1984 werden der neue kommunale Gesamtplan und die Nutzungsplanung mit zugehöriger Bau- und Zonenordnung gültig. Diese enthalten den Schutz der historischen Ortskerne, eine massive Abzonung, verbunden mit der Verkleinerung der Bauzonen und einer Vergrösserung der Freihaltezonen. 1988 verabschiedet der Stadtrat eine Leitidee für Uster. Darin wird postuliert: «Uster will Stadt sein. Nicht eine Stadt, die aus allen Nähten platzt. Wohl aber ein organisch gewachsenes regionales Markt-, Kultur- und Bildungszentrum, das trotz der nahen Grossstadt seine eigene Anziehungskraft und seine eigene Ausstrahlung hat.»
Auf diesen Grundlagen wurde die Stadt durch den Stadtrat mit den Planungsvorständen Max Kolb (1978 –1986), Ludi Fuchs (1986 –1994) und Rolf Aepli (seit 1994) allmählich auf den heutigen vorbild- und preiswürdigen Stand umgestaltet.

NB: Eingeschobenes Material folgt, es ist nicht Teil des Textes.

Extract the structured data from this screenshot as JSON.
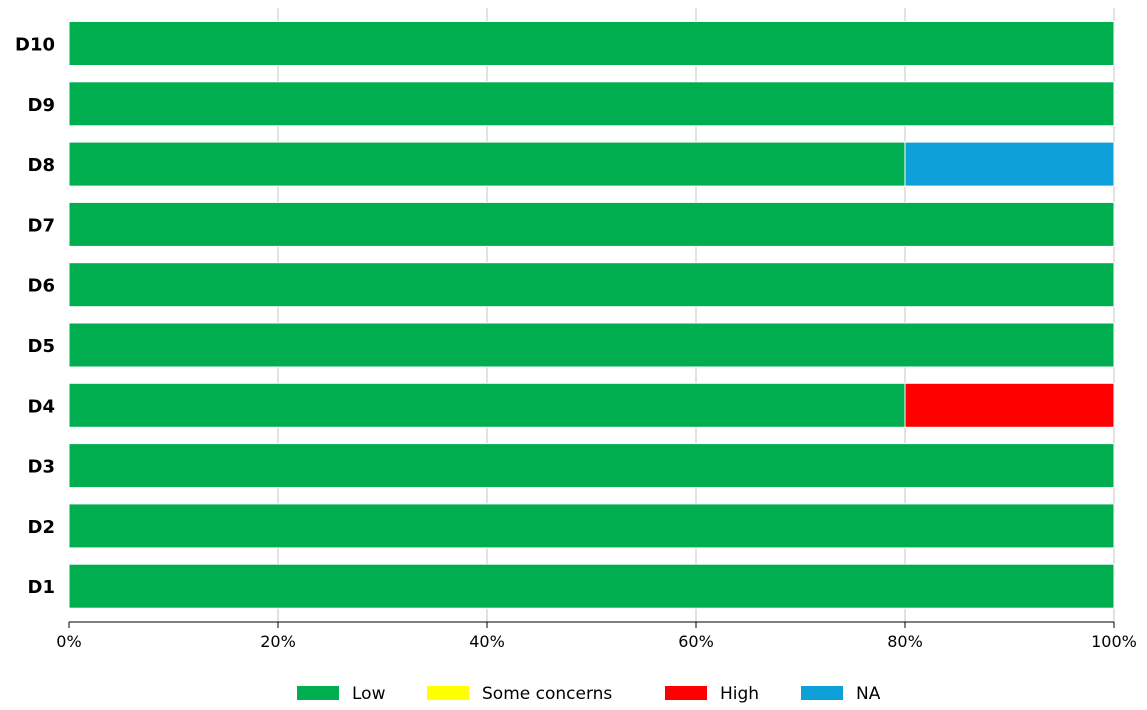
{
  "chart_data": {
    "type": "bar",
    "orientation": "horizontal",
    "stacked": true,
    "categories": [
      "D10",
      "D9",
      "D8",
      "D7",
      "D6",
      "D5",
      "D4",
      "D3",
      "D2",
      "D1"
    ],
    "series": [
      {
        "name": "Low",
        "color": "#00AD4F",
        "values": [
          100,
          100,
          80,
          100,
          100,
          100,
          80,
          100,
          100,
          100
        ]
      },
      {
        "name": "Some concerns",
        "color": "#FFFF00",
        "values": [
          0,
          0,
          0,
          0,
          0,
          0,
          0,
          0,
          0,
          0
        ]
      },
      {
        "name": "High",
        "color": "#FF0000",
        "values": [
          0,
          0,
          0,
          0,
          0,
          0,
          20,
          0,
          0,
          0
        ]
      },
      {
        "name": "NA",
        "color": "#0EA0D8",
        "values": [
          0,
          0,
          20,
          0,
          0,
          0,
          0,
          0,
          0,
          0
        ]
      }
    ],
    "xlim": [
      0,
      100
    ],
    "x_ticks": [
      "0%",
      "20%",
      "40%",
      "60%",
      "80%",
      "100%"
    ],
    "grid": "vertical",
    "legend_position": "bottom"
  }
}
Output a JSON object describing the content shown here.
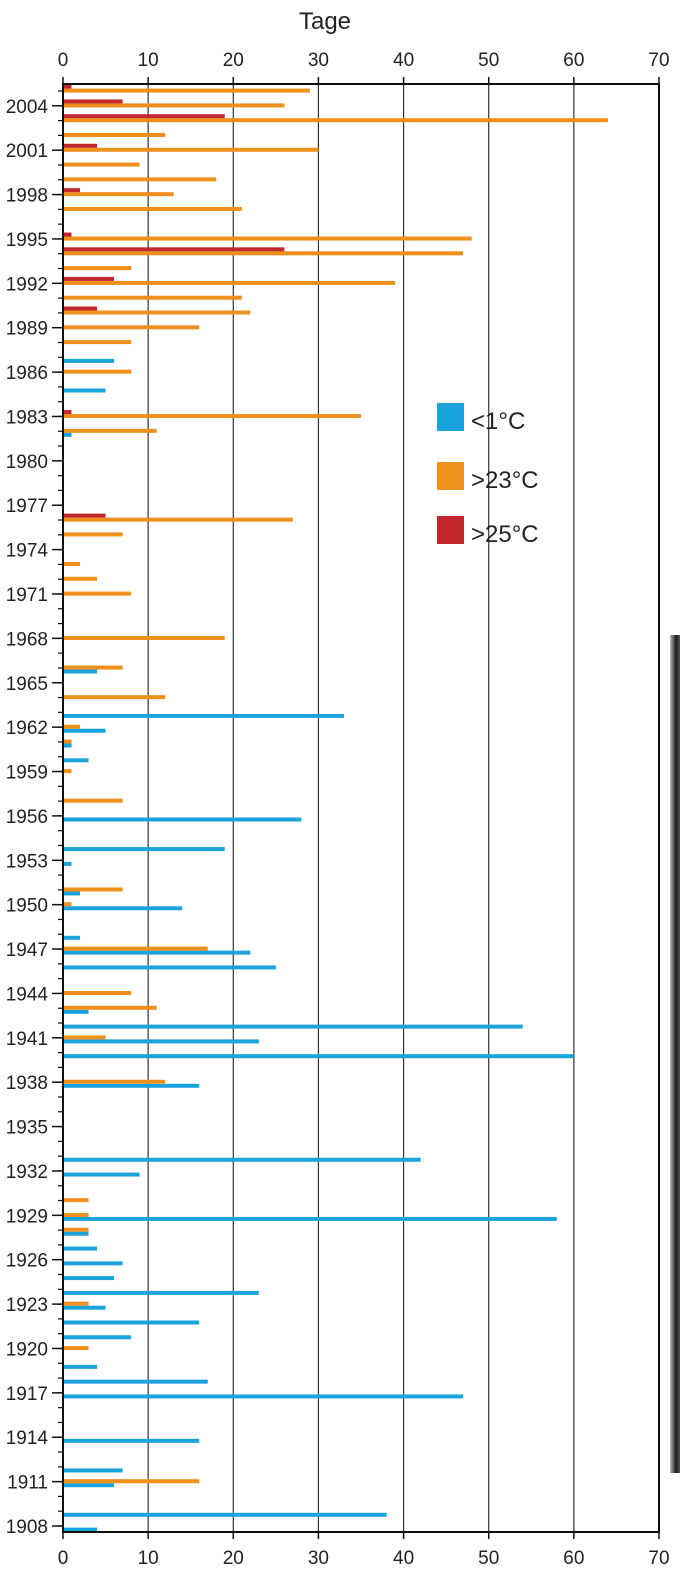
{
  "chart_data": {
    "type": "bar",
    "orientation": "horizontal",
    "title": "",
    "xlabel": "Tage",
    "ylabel": "",
    "xlim": [
      0,
      70
    ],
    "ylim": [
      1907,
      2005
    ],
    "x_ticks": [
      "0",
      "10",
      "20",
      "30",
      "40",
      "50",
      "60",
      "70"
    ],
    "y_tick_labels": [
      "2004",
      "2001",
      "1998",
      "1995",
      "1992",
      "1989",
      "1986",
      "1983",
      "1980",
      "1977",
      "1974",
      "1971",
      "1968",
      "1965",
      "1962",
      "1959",
      "1956",
      "1953",
      "1950",
      "1947",
      "1944",
      "1941",
      "1938",
      "1935",
      "1932",
      "1929",
      "1926",
      "1923",
      "1920",
      "1917",
      "1914",
      "1911",
      "1908"
    ],
    "grid": "vertical lines at each major x tick",
    "legend_position": "right, upper middle",
    "series": [
      {
        "name": "<1°C",
        "color": "#1aa3dc",
        "points": [
          {
            "year": 1908,
            "value": 4
          },
          {
            "year": 1909,
            "value": 38
          },
          {
            "year": 1911,
            "value": 6
          },
          {
            "year": 1912,
            "value": 7
          },
          {
            "year": 1914,
            "value": 16
          },
          {
            "year": 1917,
            "value": 47
          },
          {
            "year": 1918,
            "value": 17
          },
          {
            "year": 1919,
            "value": 4
          },
          {
            "year": 1921,
            "value": 8
          },
          {
            "year": 1922,
            "value": 16
          },
          {
            "year": 1923,
            "value": 5
          },
          {
            "year": 1924,
            "value": 23
          },
          {
            "year": 1925,
            "value": 6
          },
          {
            "year": 1926,
            "value": 7
          },
          {
            "year": 1927,
            "value": 4
          },
          {
            "year": 1928,
            "value": 3
          },
          {
            "year": 1929,
            "value": 58
          },
          {
            "year": 1932,
            "value": 9
          },
          {
            "year": 1933,
            "value": 42
          },
          {
            "year": 1938,
            "value": 16
          },
          {
            "year": 1940,
            "value": 60
          },
          {
            "year": 1941,
            "value": 23
          },
          {
            "year": 1942,
            "value": 54
          },
          {
            "year": 1943,
            "value": 3
          },
          {
            "year": 1946,
            "value": 25
          },
          {
            "year": 1947,
            "value": 22
          },
          {
            "year": 1948,
            "value": 2
          },
          {
            "year": 1950,
            "value": 14
          },
          {
            "year": 1951,
            "value": 2
          },
          {
            "year": 1953,
            "value": 1
          },
          {
            "year": 1954,
            "value": 19
          },
          {
            "year": 1956,
            "value": 28
          },
          {
            "year": 1960,
            "value": 3
          },
          {
            "year": 1961,
            "value": 1
          },
          {
            "year": 1962,
            "value": 5
          },
          {
            "year": 1963,
            "value": 33
          },
          {
            "year": 1966,
            "value": 4
          },
          {
            "year": 1987,
            "value": 6
          },
          {
            "year": 1982,
            "value": 1
          },
          {
            "year": 1985,
            "value": 5
          }
        ]
      },
      {
        "name": ">23°C",
        "color": "#ef8f1c",
        "points": [
          {
            "year": 1911,
            "value": 16
          },
          {
            "year": 1920,
            "value": 3
          },
          {
            "year": 1923,
            "value": 3
          },
          {
            "year": 1928,
            "value": 3
          },
          {
            "year": 1929,
            "value": 3
          },
          {
            "year": 1930,
            "value": 3
          },
          {
            "year": 1938,
            "value": 12
          },
          {
            "year": 1941,
            "value": 5
          },
          {
            "year": 1943,
            "value": 11
          },
          {
            "year": 1944,
            "value": 8
          },
          {
            "year": 1947,
            "value": 17
          },
          {
            "year": 1950,
            "value": 1
          },
          {
            "year": 1951,
            "value": 7
          },
          {
            "year": 1957,
            "value": 7
          },
          {
            "year": 1959,
            "value": 1
          },
          {
            "year": 1961,
            "value": 1
          },
          {
            "year": 1962,
            "value": 2
          },
          {
            "year": 1964,
            "value": 12
          },
          {
            "year": 1966,
            "value": 7
          },
          {
            "year": 1968,
            "value": 19
          },
          {
            "year": 1971,
            "value": 8
          },
          {
            "year": 1972,
            "value": 4
          },
          {
            "year": 1973,
            "value": 2
          },
          {
            "year": 1975,
            "value": 7
          },
          {
            "year": 1976,
            "value": 27
          },
          {
            "year": 1982,
            "value": 11
          },
          {
            "year": 1983,
            "value": 35
          },
          {
            "year": 1986,
            "value": 8
          },
          {
            "year": 1988,
            "value": 8
          },
          {
            "year": 1989,
            "value": 16
          },
          {
            "year": 1990,
            "value": 22
          },
          {
            "year": 1991,
            "value": 21
          },
          {
            "year": 1992,
            "value": 39
          },
          {
            "year": 1993,
            "value": 8
          },
          {
            "year": 1994,
            "value": 47
          },
          {
            "year": 1995,
            "value": 48
          },
          {
            "year": 1997,
            "value": 21
          },
          {
            "year": 1998,
            "value": 13
          },
          {
            "year": 1999,
            "value": 18
          },
          {
            "year": 2000,
            "value": 9
          },
          {
            "year": 2001,
            "value": 30
          },
          {
            "year": 2002,
            "value": 12
          },
          {
            "year": 2003,
            "value": 64
          },
          {
            "year": 2004,
            "value": 26
          },
          {
            "year": 2005,
            "value": 29
          }
        ]
      },
      {
        "name": ">25°C",
        "color": "#c1272d",
        "points": [
          {
            "year": 1976,
            "value": 5
          },
          {
            "year": 1983,
            "value": 1
          },
          {
            "year": 1990,
            "value": 4
          },
          {
            "year": 1992,
            "value": 6
          },
          {
            "year": 1994,
            "value": 26
          },
          {
            "year": 1995,
            "value": 1
          },
          {
            "year": 1998,
            "value": 2
          },
          {
            "year": 2001,
            "value": 4
          },
          {
            "year": 2003,
            "value": 19
          },
          {
            "year": 2004,
            "value": 7
          },
          {
            "year": 2005,
            "value": 1
          }
        ]
      }
    ]
  }
}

Gezielt wurden dabei gute Architektur und die Umnutzung leer stehender Industrieareale gefördert, ebenso wie der genossenschaftliche Wohnungsbau.
Sichtbare und bewunderte Resultate sind die Sanierung des Bahnhofquartiers mit dem neuen Busbahnhof, der Bereich Stadtpark – Lot – Hohfuren, wo in der aufgewerteten historischen Industrielandschaft zentrale Wohngebiete von hoher Qualität und hohem Wohnwert entstanden sind, aber auch die grosse Genossenschaftsüberbauung «Im Werk». Ein für alle sichtbares Resultat und eine Art Visitenkarte der Stadt ist auch die grosszügig und stadtverträglich umgestaltete Zürichstrasse. In naher Zukunft erfolgen mit der Zentrumsüberbauung «Kern», dem weiteren Ausbau des Quartiers Looren, aber auch mit der Ansiedlung eines Teils der kantonalen Mittelschule weitere entscheidende Schritte auf das vorgegebene Ziel hin.
Die erstaunliche Entwicklung und die vielen verschiedenen, oft hochkomplexen Projekte und Umsetzungen wurden stets, nunmehr seit mehr als 25 Jahren, vom Stadtplaner Walter Ulmann mitinitiiert und mit seltener Beharrlichkeit und grossem Geschick begleitet und mitgelenkt.
Diese Leistung möchte das Architekturforum mit der Vergabe des Baupreises.05 öffentlich machen und ehren.
Würdigung
Drei Beispiele:
Wohnen und Arbeiten in der Loren
Das bislang landwirtschaftlich genutzte Gebiet Loren soll zu einem neuen gemischten Quartier mit Wohn-, Dienstleistungs-, Gewerbe- und Industriebereich für 2000 Arbeitsplätze und Wohnraum für 800 Einwohner werden. Nach langer, dornenreicher Planungsgeschichte kann in diesem Gebiet nun gebaut werden. Erste Wohnbauten und die grosszügige Erschliessungsallee sind realisiert.
Umgestaltung der Hauptverkehrsachsen
1988 wurde die Ortsumfahrung (Autobahn) fertig gestellt. Dies war die Voraussetzung für ein wichtiges städtebauliches Anliegen: die Redimensionierung der sechsspurigen, das Zentrum durchtrennenden Zürichstrasse. Der Strassenzug soll nun den innerstädtischen Bedürfnissen aller Verkehrsteilnehmer gerecht werden. Die Neugestaltung mit begrünten Mittelstreifen und Kreiseln verlangsamt und verflüssigt den Verkehr. Sie schafft übersichtliche Verhältnisse und Sicherheit für die Fussgänger und Radfahrer.
Aufwertung des Bahnhofgebietes
Der stark frequentierte S-Bahnhof mit dem neuen Busbahnhof und Einkaufszentrum ist ein eigentliches Tor zur Stadt. Die grosszügige Neugestaltung des Bahnhofplatzes und der Poststrasse trägt diesem Umstand ebenso Rechnung wie die fussgängerfreundliche Regelung des fahrenden und ruhenden Verkehrs, die Velostellplätze und die Möblierung des öffentlichen Raumes. Eine aus diesen Massnahmen resultierende Aufwertung des zentralen Quartiers an bester Passantenlage ist heute klar ersichtlich.